Dengan menggunakan paradigma Etnosains-Etnotek maka akan dapat dicapai dua hal penting, yang semuanya merupakan pengejawantahan dari pengembangan dan pemberdayaan ‘Kebudayaan‘ sebagai perangkat pandangan hidup, perangkat pengetahuan, yakni: (1) Pengembangan Ilmu Pengetahuan dan Teknologi yang Berwawasan Budaya; (2) Pemberdayaan Pengetahuan dan Teknologi Etnik/Lokal.

III. Wawasan Budaya Dan Pengembangan Teknologi
Berdasarkan atas uraian mengenai paradigma Etnosains di atas, yang dalam antropologi kadang-kadang dikatakan sebagai paradigma Budaya, kita dapat merumuskan tentang apa yang dimaksud dengan ‘pengembangan teknologi berwawasan budaya‘ serta strategi-strategi atau siasat-siasat untuk pemberdayaannya di Indonesia. Konsep yang penting di sini adalah: pengembangan, teknologi, berwawasan, budaya dan pemberdayaan. Kita perlu menjelaskannya satu-persatu.

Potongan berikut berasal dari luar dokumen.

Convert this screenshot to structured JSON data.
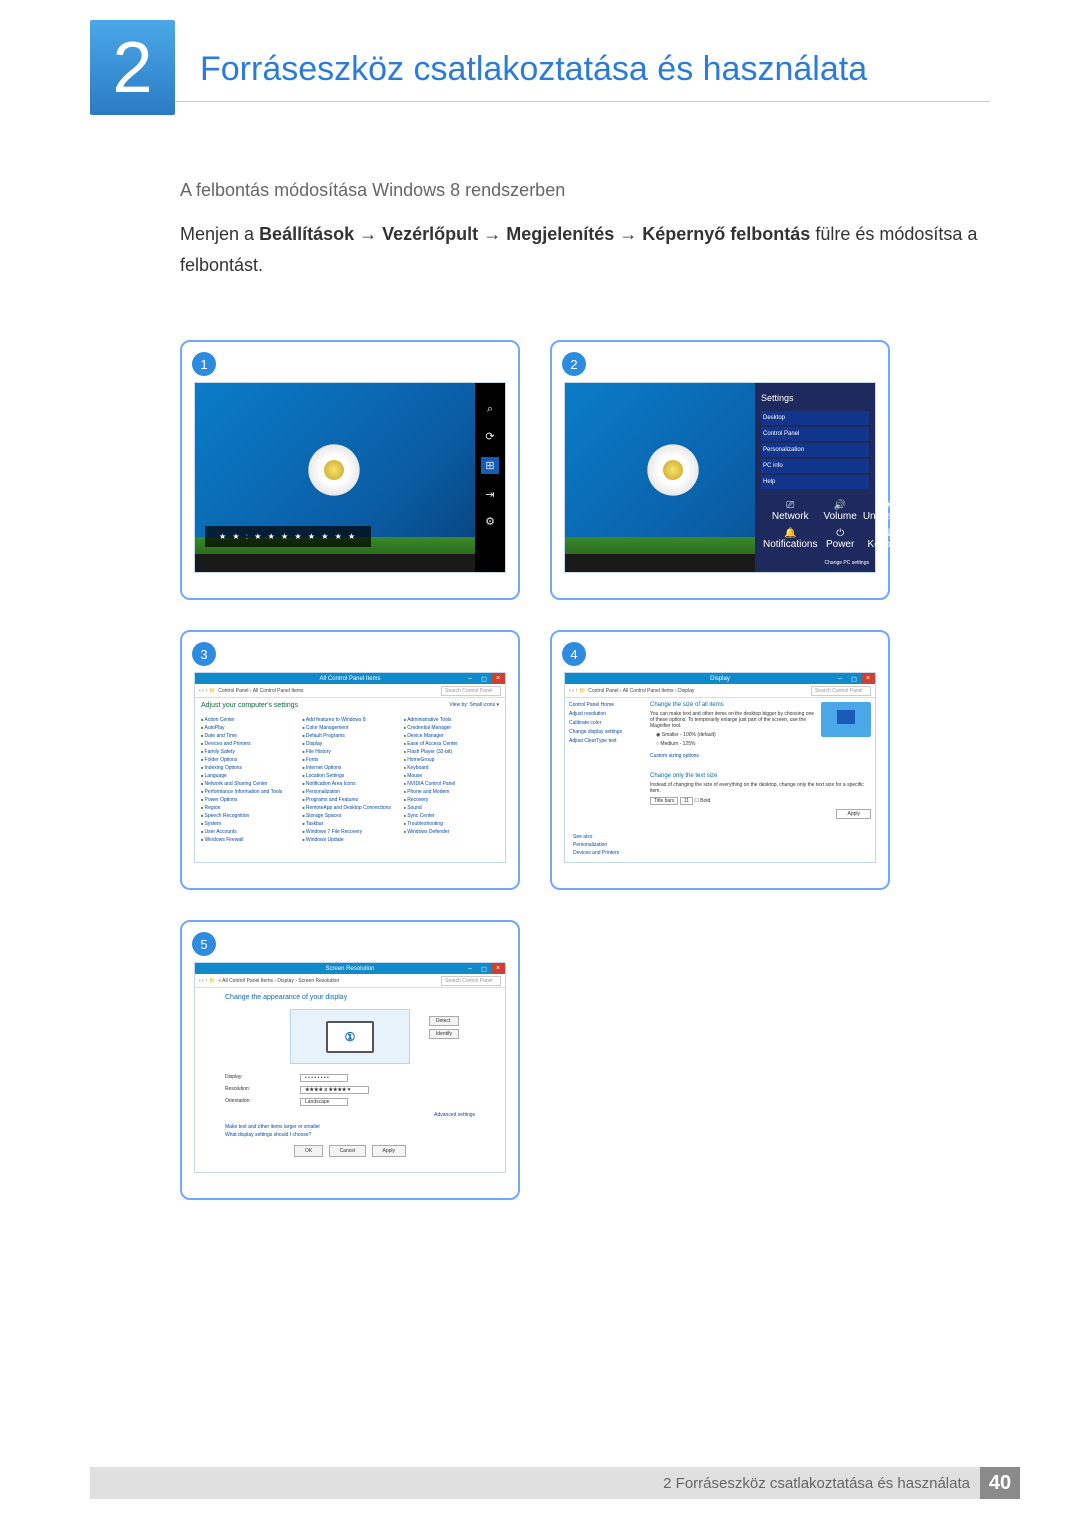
{
  "chapter": {
    "num": "2",
    "title": "Forráseszköz csatlakoztatása és használata"
  },
  "section": {
    "subtitle": "A felbontás módosítása Windows 8 rendszerben"
  },
  "body": {
    "prefix": "Menjen a ",
    "p1": "Beállítások",
    "a1": "→",
    "p2": "Vezérlőpult",
    "a2": "→",
    "p3": "Megjelenítés",
    "a3": "→",
    "p4": "Képernyő felbontás",
    "suffix": " fülre és módosítsa a felbontást."
  },
  "steps": {
    "s1": "1",
    "s2": "2",
    "s3": "3",
    "s4": "4",
    "s5": "5"
  },
  "charms": {
    "search": "⌕",
    "share": "⟳",
    "start": "⊞",
    "devices": "⇥",
    "settings": "⚙",
    "time": "★ ★ : ★ ★\n★ ★ ★ ★  ★ ★"
  },
  "settingsPanel": {
    "title": "Settings",
    "items": [
      "Desktop",
      "Control Panel",
      "Personalization",
      "PC info",
      "Help"
    ],
    "grid": [
      {
        "icon": "⎚",
        "label": "Network"
      },
      {
        "icon": "🔊",
        "label": "Volume"
      },
      {
        "icon": "☀",
        "label": "Unavailable"
      },
      {
        "icon": "🔔",
        "label": "Notifications"
      },
      {
        "icon": "⏻",
        "label": "Power"
      },
      {
        "icon": "⌨",
        "label": "Keyboard"
      }
    ],
    "change": "Change PC settings"
  },
  "cp": {
    "title": "All Control Panel Items",
    "crumb": "Control Panel  ›  All Control Panel Items",
    "searchPh": "Search Control Panel",
    "heading": "Adjust your computer's settings",
    "view": "View by:   Small icons ▾",
    "items": [
      "Action Center",
      "Add features to Windows 8",
      "Administrative Tools",
      "AutoPlay",
      "Color Management",
      "Credential Manager",
      "Date and Time",
      "Default Programs",
      "Device Manager",
      "Devices and Printers",
      "Display",
      "Ease of Access Center",
      "Family Safety",
      "File History",
      "Flash Player (32-bit)",
      "Folder Options",
      "Fonts",
      "HomeGroup",
      "Indexing Options",
      "Internet Options",
      "Keyboard",
      "Language",
      "Location Settings",
      "Mouse",
      "Network and Sharing Center",
      "Notification Area Icons",
      "NVIDIA Control Panel",
      "Performance Information and Tools",
      "Personalization",
      "Phone and Modem",
      "Power Options",
      "Programs and Features",
      "Recovery",
      "Region",
      "RemoteApp and Desktop Connections",
      "Sound",
      "Speech Recognition",
      "Storage Spaces",
      "Sync Center",
      "System",
      "Taskbar",
      "Troubleshooting",
      "User Accounts",
      "Windows 7 File Recovery",
      "Windows Defender",
      "Windows Firewall",
      "Windows Update"
    ]
  },
  "display": {
    "title": "Display",
    "crumb": "Control Panel  ›  All Control Panel Items  ›  Display",
    "side": [
      "Control Panel Home",
      "Adjust resolution",
      "Calibrate color",
      "Change display settings",
      "Adjust ClearType text"
    ],
    "hd": "Change the size of all items",
    "desc": "You can make text and other items on the desktop bigger by choosing one of these options. To temporarily enlarge just part of the screen, use the Magnifier tool.",
    "opt1": "Smaller - 100% (default)",
    "opt2": "Medium - 125%",
    "custom": "Custom sizing options",
    "txthd": "Change only the text size",
    "txtdesc": "Instead of changing the size of everything on the desktop, change only the text size for a specific item.",
    "select1": "Title bars",
    "select2": "11",
    "bold": "Bold",
    "apply": "Apply",
    "seeAlso": "See also",
    "seeItems": [
      "Personalization",
      "Devices and Printers"
    ]
  },
  "res": {
    "title": "Screen Resolution",
    "crumb": "« All Control Panel Items  ›  Display  ›  Screen Resolution",
    "hd": "Change the appearance of your display",
    "detect": "Detect",
    "identify": "Identify",
    "monNum": "①",
    "rows": {
      "display": {
        "label": "Display:",
        "val": "• • • • • • • •"
      },
      "resolution": {
        "label": "Resolution:",
        "val": "★★★★ x ★★★★ ▾"
      },
      "orientation": {
        "label": "Orientation:",
        "val": "Landscape"
      }
    },
    "adv": "Advanced settings",
    "link1": "Make text and other items larger or smaller",
    "link2": "What display settings should I choose?",
    "ok": "OK",
    "cancel": "Cancel",
    "apply": "Apply"
  },
  "footer": {
    "text": "2 Forráseszköz csatlakoztatása és használata",
    "page": "40"
  }
}
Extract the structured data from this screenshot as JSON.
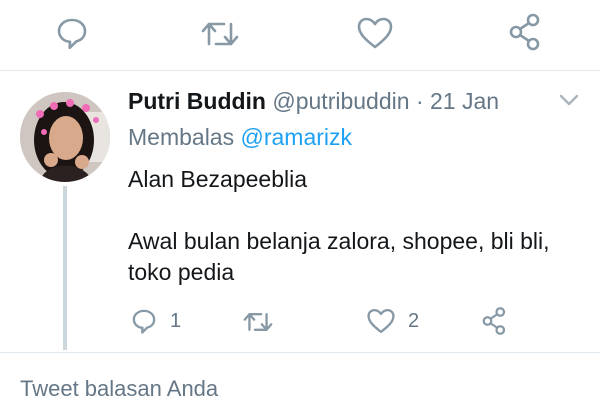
{
  "top_actions": {
    "reply": "reply-icon",
    "retweet": "retweet-icon",
    "like": "heart-icon",
    "share": "share-icon"
  },
  "tweet": {
    "name": "Putri Buddin",
    "handle": "@putribuddin",
    "separator": "·",
    "date": "21 Jan",
    "reply_prefix": "Membalas",
    "reply_to": "@ramarizk",
    "text_line1": "Alan Bezapeeblia",
    "text_line2": "Awal bulan belanja zalora, shopee, bli bli, toko pedia",
    "reply_count": "1",
    "like_count": "2"
  },
  "composer": {
    "placeholder": "Tweet balasan Anda"
  },
  "colors": {
    "accent": "#1da1f2",
    "muted": "#657786",
    "icon": "#8899a6",
    "divider": "#e1e8ed"
  }
}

Kata ‘pengembangan‘ menyiratkan bahwa apa yang dikembangkan di situ sudah ada atau sudah dimiliki terlebih dulu. Jika kita mengembangkan sesuatu, hal itu berarti kita menambahkan atau mengubah sesuatu yang sudah kita miliki menjadi sesuatu yang lebih baik dalam hal kualitasnya. Jika ini adalah sebuah teknologi, maka teknologi ini harus sudah terlebih dulu menjadi milik kita. Dalam konteks Indonesia ini dapat berupa teknologi ‘tradisional‘. Jadi pengembangan di sini adalah segala upaya untuk mengubah hal-hal yang sudah dimiliki menjadi lebih baik kualitasnya.
Konsep ‘teknologi‘ dapat didefinisikan di sini sebagai keseluruhan peralatan yang dimiliki beserta pengetahuan tentang pemakaiannya, yang digunakan untuk mencapai tujuan-tujuan tertentu atau menyelesaikan masalah-masalah yang dihadapi ketika manusia ingin memanfaatkan unsur-unsur tertentu dari lingkungan fisiknya. Peralatan fisik saja tanpa pengetahuan mengenai kegunaan dan penggunaannya tidak dapat kita masukkan ke dalam kategori ‘teknologi‘ di sini. Dia hanya benda, barang.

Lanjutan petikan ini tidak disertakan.